Le criticità della sperimentazione: il caso Brescia come campanello d’allarme

La protesta nasce dall’annuncio dell’estensione della sperimentazione della nuova legge sulla disabilità, modello già applicato a Brescia con risultati inferiori alle attese. Le tre sigle sindacali hanno elencato problemi significativi:

  • taglio delle commissioni per le certificazioni, con aumento delle distanze da percorrere e dei tempi di attesa;
  • insufficienza di personale medico, specialistico e legale dell’INPS;
  • calo delle domande e rialzo dei costi per il certificato medico introduttivo, a carico dei cittadini.

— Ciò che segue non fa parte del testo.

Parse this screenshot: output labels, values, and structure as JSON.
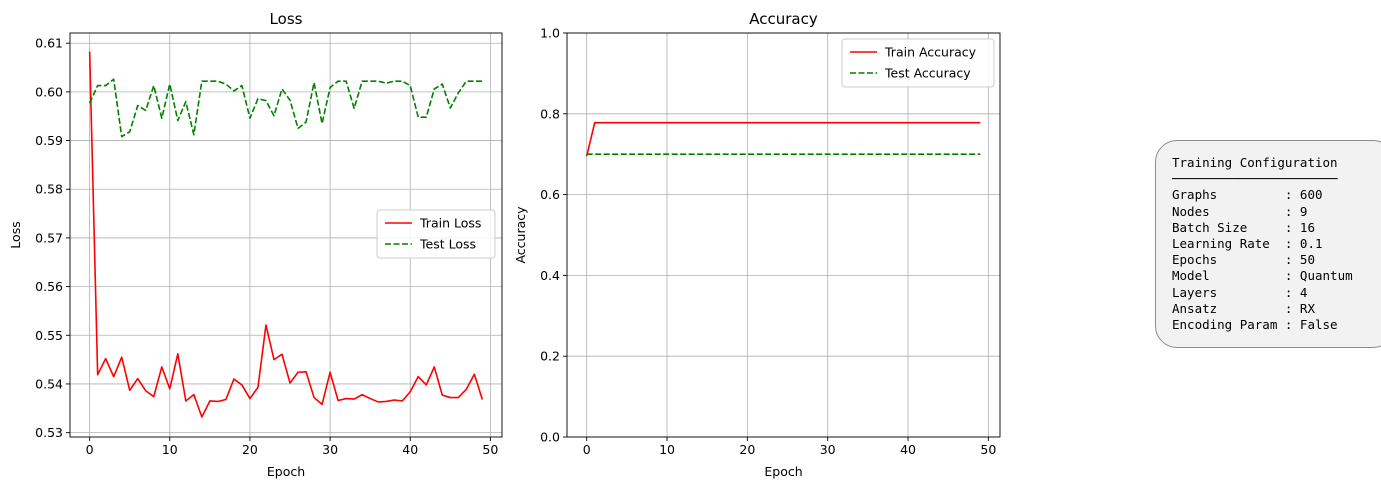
{
  "chart_data": [
    {
      "type": "line",
      "title": "Loss",
      "xlabel": "Epoch",
      "ylabel": "Loss",
      "xlim": [
        -2.45,
        51.45
      ],
      "ylim": [
        0.5291,
        0.6121
      ],
      "xticks": [
        0,
        10,
        20,
        30,
        40,
        50
      ],
      "yticks": [
        0.53,
        0.54,
        0.55,
        0.56,
        0.57,
        0.58,
        0.59,
        0.6,
        0.61
      ],
      "ytick_labels": [
        "0.53",
        "0.54",
        "0.55",
        "0.56",
        "0.57",
        "0.58",
        "0.59",
        "0.60",
        "0.61"
      ],
      "grid": true,
      "legend_position": "center-right",
      "series": [
        {
          "name": "Train Loss",
          "color": "#ff0000",
          "style": "solid",
          "x": [
            0,
            1,
            2,
            3,
            4,
            5,
            6,
            7,
            8,
            9,
            10,
            11,
            12,
            13,
            14,
            15,
            16,
            17,
            18,
            19,
            20,
            21,
            22,
            23,
            24,
            25,
            26,
            27,
            28,
            29,
            30,
            31,
            32,
            33,
            34,
            35,
            36,
            37,
            38,
            39,
            40,
            41,
            42,
            43,
            44,
            45,
            46,
            47,
            48,
            49
          ],
          "values": [
            0.6083,
            0.5419,
            0.5452,
            0.5415,
            0.5455,
            0.5387,
            0.5411,
            0.5386,
            0.5374,
            0.5435,
            0.539,
            0.5462,
            0.5365,
            0.5378,
            0.5332,
            0.5365,
            0.5364,
            0.5368,
            0.541,
            0.5398,
            0.537,
            0.5393,
            0.5521,
            0.545,
            0.5461,
            0.5402,
            0.5424,
            0.5425,
            0.5372,
            0.5358,
            0.5424,
            0.5366,
            0.537,
            0.5369,
            0.5378,
            0.537,
            0.5363,
            0.5364,
            0.5367,
            0.5365,
            0.5384,
            0.5415,
            0.5398,
            0.5435,
            0.5377,
            0.5372,
            0.5372,
            0.5389,
            0.542,
            0.5368
          ]
        },
        {
          "name": "Test Loss",
          "color": "#008000",
          "style": "dashed",
          "x": [
            0,
            1,
            2,
            3,
            4,
            5,
            6,
            7,
            8,
            9,
            10,
            11,
            12,
            13,
            14,
            15,
            16,
            17,
            18,
            19,
            20,
            21,
            22,
            23,
            24,
            25,
            26,
            27,
            28,
            29,
            30,
            31,
            32,
            33,
            34,
            35,
            36,
            37,
            38,
            39,
            40,
            41,
            42,
            43,
            44,
            45,
            46,
            47,
            48,
            49
          ],
          "values": [
            0.5977,
            0.6013,
            0.6013,
            0.6026,
            0.5908,
            0.5918,
            0.5972,
            0.5962,
            0.6013,
            0.5946,
            0.6016,
            0.5941,
            0.598,
            0.5912,
            0.6022,
            0.6022,
            0.6022,
            0.6016,
            0.6002,
            0.6013,
            0.5946,
            0.5986,
            0.5982,
            0.5951,
            0.6006,
            0.5983,
            0.5925,
            0.5938,
            0.6019,
            0.5935,
            0.6009,
            0.6022,
            0.6022,
            0.5966,
            0.6022,
            0.6022,
            0.6022,
            0.6018,
            0.6022,
            0.6022,
            0.6013,
            0.5948,
            0.5948,
            0.6006,
            0.6016,
            0.5967,
            0.5998,
            0.6022,
            0.6022,
            0.6022
          ]
        }
      ]
    },
    {
      "type": "line",
      "title": "Accuracy",
      "xlabel": "Epoch",
      "ylabel": "Accuracy",
      "xlim": [
        -2.45,
        51.45
      ],
      "ylim": [
        0.0,
        1.0
      ],
      "xticks": [
        0,
        10,
        20,
        30,
        40,
        50
      ],
      "yticks": [
        0.0,
        0.2,
        0.4,
        0.6,
        0.8,
        1.0
      ],
      "ytick_labels": [
        "0.0",
        "0.2",
        "0.4",
        "0.6",
        "0.8",
        "1.0"
      ],
      "grid": true,
      "legend_position": "top-right",
      "series": [
        {
          "name": "Train Accuracy",
          "color": "#ff0000",
          "style": "solid",
          "x": [
            0,
            1,
            2,
            3,
            4,
            5,
            6,
            7,
            8,
            9,
            10,
            11,
            12,
            13,
            14,
            15,
            16,
            17,
            18,
            19,
            20,
            21,
            22,
            23,
            24,
            25,
            26,
            27,
            28,
            29,
            30,
            31,
            32,
            33,
            34,
            35,
            36,
            37,
            38,
            39,
            40,
            41,
            42,
            43,
            44,
            45,
            46,
            47,
            48,
            49
          ],
          "values": [
            0.695,
            0.778,
            0.778,
            0.778,
            0.778,
            0.778,
            0.778,
            0.778,
            0.778,
            0.778,
            0.778,
            0.778,
            0.778,
            0.778,
            0.778,
            0.778,
            0.778,
            0.778,
            0.778,
            0.778,
            0.778,
            0.778,
            0.778,
            0.778,
            0.778,
            0.778,
            0.778,
            0.778,
            0.778,
            0.778,
            0.778,
            0.778,
            0.778,
            0.778,
            0.778,
            0.778,
            0.778,
            0.778,
            0.778,
            0.778,
            0.778,
            0.778,
            0.778,
            0.778,
            0.778,
            0.778,
            0.778,
            0.778,
            0.778,
            0.778
          ]
        },
        {
          "name": "Test Accuracy",
          "color": "#008000",
          "style": "dashed",
          "x": [
            0,
            1,
            2,
            3,
            4,
            5,
            6,
            7,
            8,
            9,
            10,
            11,
            12,
            13,
            14,
            15,
            16,
            17,
            18,
            19,
            20,
            21,
            22,
            23,
            24,
            25,
            26,
            27,
            28,
            29,
            30,
            31,
            32,
            33,
            34,
            35,
            36,
            37,
            38,
            39,
            40,
            41,
            42,
            43,
            44,
            45,
            46,
            47,
            48,
            49
          ],
          "values": [
            0.7,
            0.7,
            0.7,
            0.7,
            0.7,
            0.7,
            0.7,
            0.7,
            0.7,
            0.7,
            0.7,
            0.7,
            0.7,
            0.7,
            0.7,
            0.7,
            0.7,
            0.7,
            0.7,
            0.7,
            0.7,
            0.7,
            0.7,
            0.7,
            0.7,
            0.7,
            0.7,
            0.7,
            0.7,
            0.7,
            0.7,
            0.7,
            0.7,
            0.7,
            0.7,
            0.7,
            0.7,
            0.7,
            0.7,
            0.7,
            0.7,
            0.7,
            0.7,
            0.7,
            0.7,
            0.7,
            0.7,
            0.7,
            0.7,
            0.7
          ]
        }
      ]
    }
  ],
  "config_box": {
    "text": "Training Configuration\n──────────────────────\nGraphs         : 600\nNodes          : 9\nBatch Size     : 16\nLearning Rate  : 0.1\nEpochs         : 50\nModel          : Quantum\nLayers         : 4\nAnsatz         : RX\nEncoding Param : False"
  }
}
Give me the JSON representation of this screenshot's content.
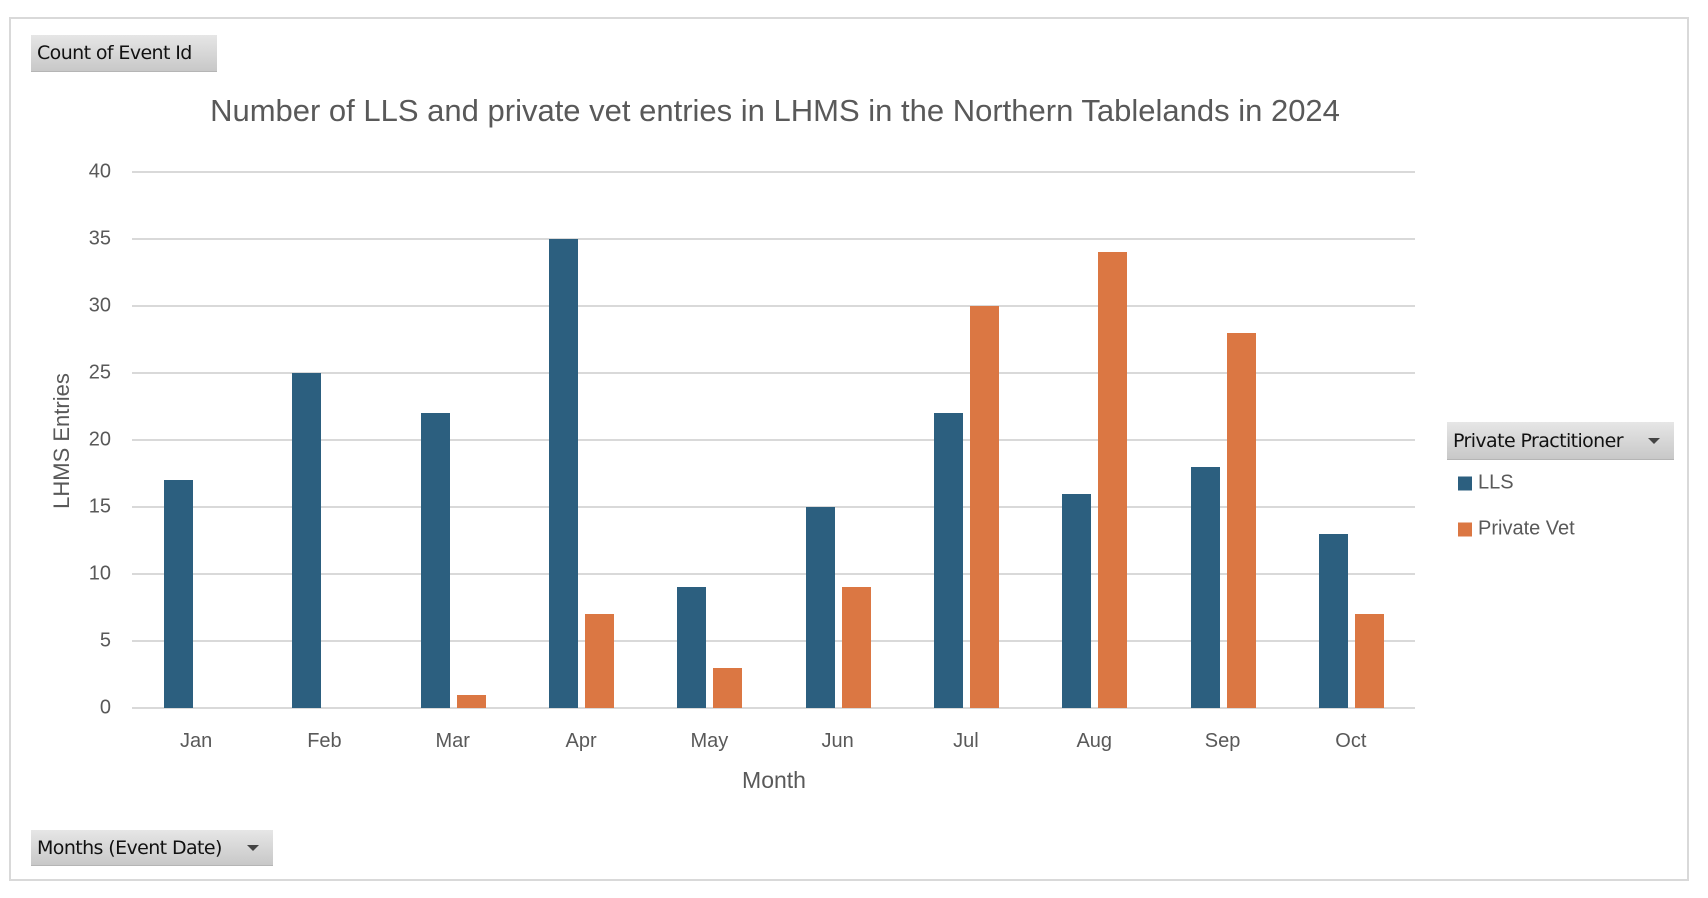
{
  "field_buttons": {
    "values_field": "Count of Event Id",
    "legend_field": "Private Practitioner",
    "axis_field": "Months (Event Date)"
  },
  "colors": {
    "lls": "#2c5f7f",
    "private_vet": "#db7743",
    "gridline": "#d9d9d9",
    "text": "#595959"
  },
  "chart_data": {
    "type": "bar",
    "title": "Number of LLS and private vet entries in LHMS in the Northern Tablelands in 2024",
    "xlabel": "Month",
    "ylabel": "LHMS Entries",
    "ylim": [
      0,
      40
    ],
    "yticks": [
      0,
      5,
      10,
      15,
      20,
      25,
      30,
      35,
      40
    ],
    "grid": true,
    "legend_position": "right",
    "legend_title": "Private Practitioner",
    "categories": [
      "Jan",
      "Feb",
      "Mar",
      "Apr",
      "May",
      "Jun",
      "Jul",
      "Aug",
      "Sep",
      "Oct"
    ],
    "series": [
      {
        "name": "LLS",
        "color": "#2c5f7f",
        "values": [
          17,
          25,
          22,
          35,
          9,
          15,
          22,
          16,
          18,
          13
        ]
      },
      {
        "name": "Private Vet",
        "color": "#db7743",
        "values": [
          0,
          0,
          1,
          7,
          3,
          9,
          30,
          34,
          28,
          7
        ]
      }
    ]
  }
}
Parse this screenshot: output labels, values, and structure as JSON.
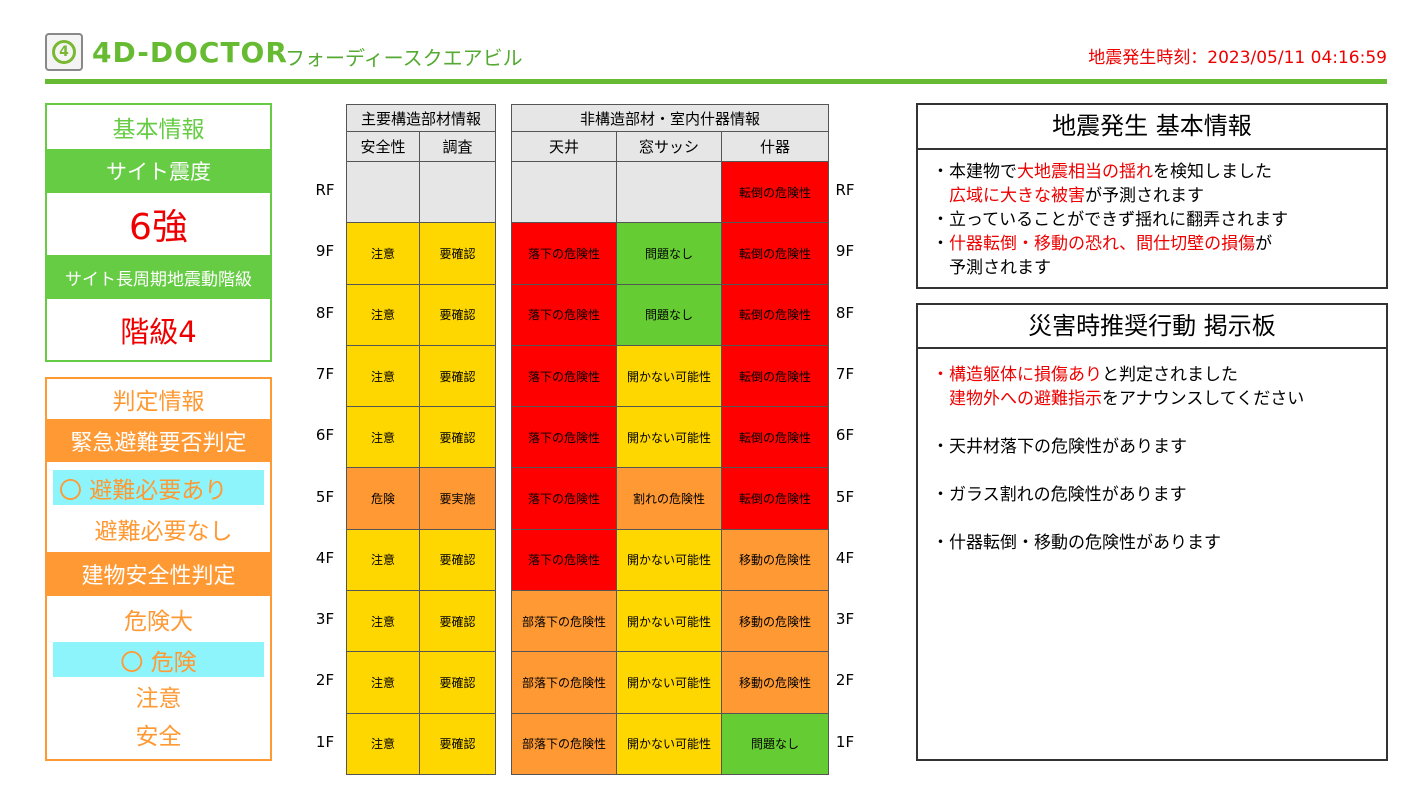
{
  "header": {
    "brand": "4D-DOCTOR",
    "building": "フォーディースクエアビル",
    "quake_time": "地震発生時刻：2023/05/11 04:16:59"
  },
  "basic_panel": {
    "title": "基本情報",
    "site_intensity_label": "サイト震度",
    "site_intensity": "6強",
    "long_period_label": "サイト長周期地震動階級",
    "long_period_class": "階級4"
  },
  "judgement_panel": {
    "title": "判定情報",
    "evac_label": "緊急避難要否判定",
    "evac_options": [
      {
        "label": "〇 避難必要あり",
        "selected": true
      },
      {
        "label": "避難必要なし",
        "selected": false
      }
    ],
    "safety_label": "建物安全性判定",
    "safety_options": [
      {
        "label": "危険大",
        "selected": false
      },
      {
        "label": "〇  危険",
        "selected": true
      },
      {
        "label": "注意",
        "selected": false
      },
      {
        "label": "安全",
        "selected": false
      }
    ]
  },
  "colors": {
    "gray": "#e6e6e6",
    "yellow": "#ffd700",
    "orange": "#ff9933",
    "red": "#ff0000",
    "green": "#66cc33"
  },
  "table": {
    "structural_header": "主要構造部材情報",
    "structural_cols": [
      "安全性",
      "調査"
    ],
    "nonstructural_header": "非構造部材・室内什器情報",
    "nonstructural_cols": [
      "天井",
      "窓サッシ",
      "什器"
    ],
    "rows": [
      {
        "floor": "RF",
        "cells": [
          {
            "t": "",
            "c": "gray"
          },
          {
            "t": "",
            "c": "gray"
          },
          {
            "t": "",
            "c": "gray"
          },
          {
            "t": "",
            "c": "gray"
          },
          {
            "t": "転倒の危険性",
            "c": "red"
          }
        ]
      },
      {
        "floor": "9F",
        "cells": [
          {
            "t": "注意",
            "c": "yellow"
          },
          {
            "t": "要確認",
            "c": "yellow"
          },
          {
            "t": "落下の危険性",
            "c": "red"
          },
          {
            "t": "問題なし",
            "c": "green"
          },
          {
            "t": "転倒の危険性",
            "c": "red"
          }
        ]
      },
      {
        "floor": "8F",
        "cells": [
          {
            "t": "注意",
            "c": "yellow"
          },
          {
            "t": "要確認",
            "c": "yellow"
          },
          {
            "t": "落下の危険性",
            "c": "red"
          },
          {
            "t": "問題なし",
            "c": "green"
          },
          {
            "t": "転倒の危険性",
            "c": "red"
          }
        ]
      },
      {
        "floor": "7F",
        "cells": [
          {
            "t": "注意",
            "c": "yellow"
          },
          {
            "t": "要確認",
            "c": "yellow"
          },
          {
            "t": "落下の危険性",
            "c": "red"
          },
          {
            "t": "開かない可能性",
            "c": "yellow"
          },
          {
            "t": "転倒の危険性",
            "c": "red"
          }
        ]
      },
      {
        "floor": "6F",
        "cells": [
          {
            "t": "注意",
            "c": "yellow"
          },
          {
            "t": "要確認",
            "c": "yellow"
          },
          {
            "t": "落下の危険性",
            "c": "red"
          },
          {
            "t": "開かない可能性",
            "c": "yellow"
          },
          {
            "t": "転倒の危険性",
            "c": "red"
          }
        ]
      },
      {
        "floor": "5F",
        "cells": [
          {
            "t": "危険",
            "c": "orange"
          },
          {
            "t": "要実施",
            "c": "orange"
          },
          {
            "t": "落下の危険性",
            "c": "red"
          },
          {
            "t": "割れの危険性",
            "c": "orange"
          },
          {
            "t": "転倒の危険性",
            "c": "red"
          }
        ]
      },
      {
        "floor": "4F",
        "cells": [
          {
            "t": "注意",
            "c": "yellow"
          },
          {
            "t": "要確認",
            "c": "yellow"
          },
          {
            "t": "落下の危険性",
            "c": "red"
          },
          {
            "t": "開かない可能性",
            "c": "yellow"
          },
          {
            "t": "移動の危険性",
            "c": "orange"
          }
        ]
      },
      {
        "floor": "3F",
        "cells": [
          {
            "t": "注意",
            "c": "yellow"
          },
          {
            "t": "要確認",
            "c": "yellow"
          },
          {
            "t": "部落下の危険性",
            "c": "orange"
          },
          {
            "t": "開かない可能性",
            "c": "yellow"
          },
          {
            "t": "移動の危険性",
            "c": "orange"
          }
        ]
      },
      {
        "floor": "2F",
        "cells": [
          {
            "t": "注意",
            "c": "yellow"
          },
          {
            "t": "要確認",
            "c": "yellow"
          },
          {
            "t": "部落下の危険性",
            "c": "orange"
          },
          {
            "t": "開かない可能性",
            "c": "yellow"
          },
          {
            "t": "移動の危険性",
            "c": "orange"
          }
        ]
      },
      {
        "floor": "1F",
        "cells": [
          {
            "t": "注意",
            "c": "yellow"
          },
          {
            "t": "要確認",
            "c": "yellow"
          },
          {
            "t": "部落下の危険性",
            "c": "orange"
          },
          {
            "t": "開かない可能性",
            "c": "yellow"
          },
          {
            "t": "問題なし",
            "c": "green"
          }
        ]
      }
    ]
  },
  "quake_info": {
    "title": "地震発生  基本情報",
    "lines": [
      [
        {
          "t": "・本建物で"
        },
        {
          "t": "大地震相当の揺れ",
          "red": true
        },
        {
          "t": "を検知しました"
        }
      ],
      [
        {
          "t": "　"
        },
        {
          "t": "広域に大きな被害",
          "red": true
        },
        {
          "t": "が予測されます"
        }
      ],
      [
        {
          "t": "・立っていることができず揺れに翻弄されます"
        }
      ],
      [
        {
          "t": "・"
        },
        {
          "t": "什器転倒・移動の恐れ、間仕切壁の損傷",
          "red": true
        },
        {
          "t": "が"
        }
      ],
      [
        {
          "t": "　予測されます"
        }
      ]
    ]
  },
  "bulletin": {
    "title": "災害時推奨行動  掲示板",
    "lines": [
      [
        {
          "t": "・",
          "red": true
        },
        {
          "t": "構造躯体に損傷あり",
          "red": true
        },
        {
          "t": "と判定されました"
        }
      ],
      [
        {
          "t": "　"
        },
        {
          "t": "建物外への避難指示",
          "red": true
        },
        {
          "t": "をアナウンスしてください"
        }
      ],
      [
        {
          "t": " "
        }
      ],
      [
        {
          "t": "・天井材落下の危険性があります"
        }
      ],
      [
        {
          "t": " "
        }
      ],
      [
        {
          "t": "・ガラス割れの危険性があります"
        }
      ],
      [
        {
          "t": " "
        }
      ],
      [
        {
          "t": "・什器転倒・移動の危険性があります"
        }
      ]
    ]
  }
}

Un dato su tutti fotografa la situazione bresciana: al 30 settembre 2025 solo il 43,83% delle richieste ha ottenuto una certificazione definitiva. Numeri che, secondo i sindacati, indicano una macchina amministrativa in evidente affanno.

Anche gli assessorati esprimono dubbi: preoccupazione condivisa

Le osservazioni dei sindacati trovano eco negli assessorati regionali alla Formazione e Lavoro, alla Famiglia e Solidarietà Sociale e al Welfare, che hanno riconosciuto la necessità di intervenire sulla governance della sperimentazione e di rafforzare il sistema.

Accordo di metodo: sindacati nella cabina di regia e richiesta di rallentare l’estensione

Durante l’audizione – alla presenza degli assessori Simona Lucchini e Paola Tironi, insieme alla dirigente Sabatini per l’assessorato di Guido Bertolaso – è arrivato un impegno concreto:

  • le organizzazioni sindacali verranno incluse nella cabina di regia regionale sulla riforma;
  • la Regione si farà portavoce presso il Ministero della richiesta di posticipare l’allargamento della sperimentazione alle altre sei province previsto per marzo 2026.

Il confronto odierno segna un primo passo verso una possibile revisione del modello sperimentale e apre alla costruzione di un percorso più partecipato. Sindacati e Regione riconoscono ora la necessità di migliorare la presa in carico, ridurre le attese e garantire diritti certi alle persone con disabilità e alle loro famiglie.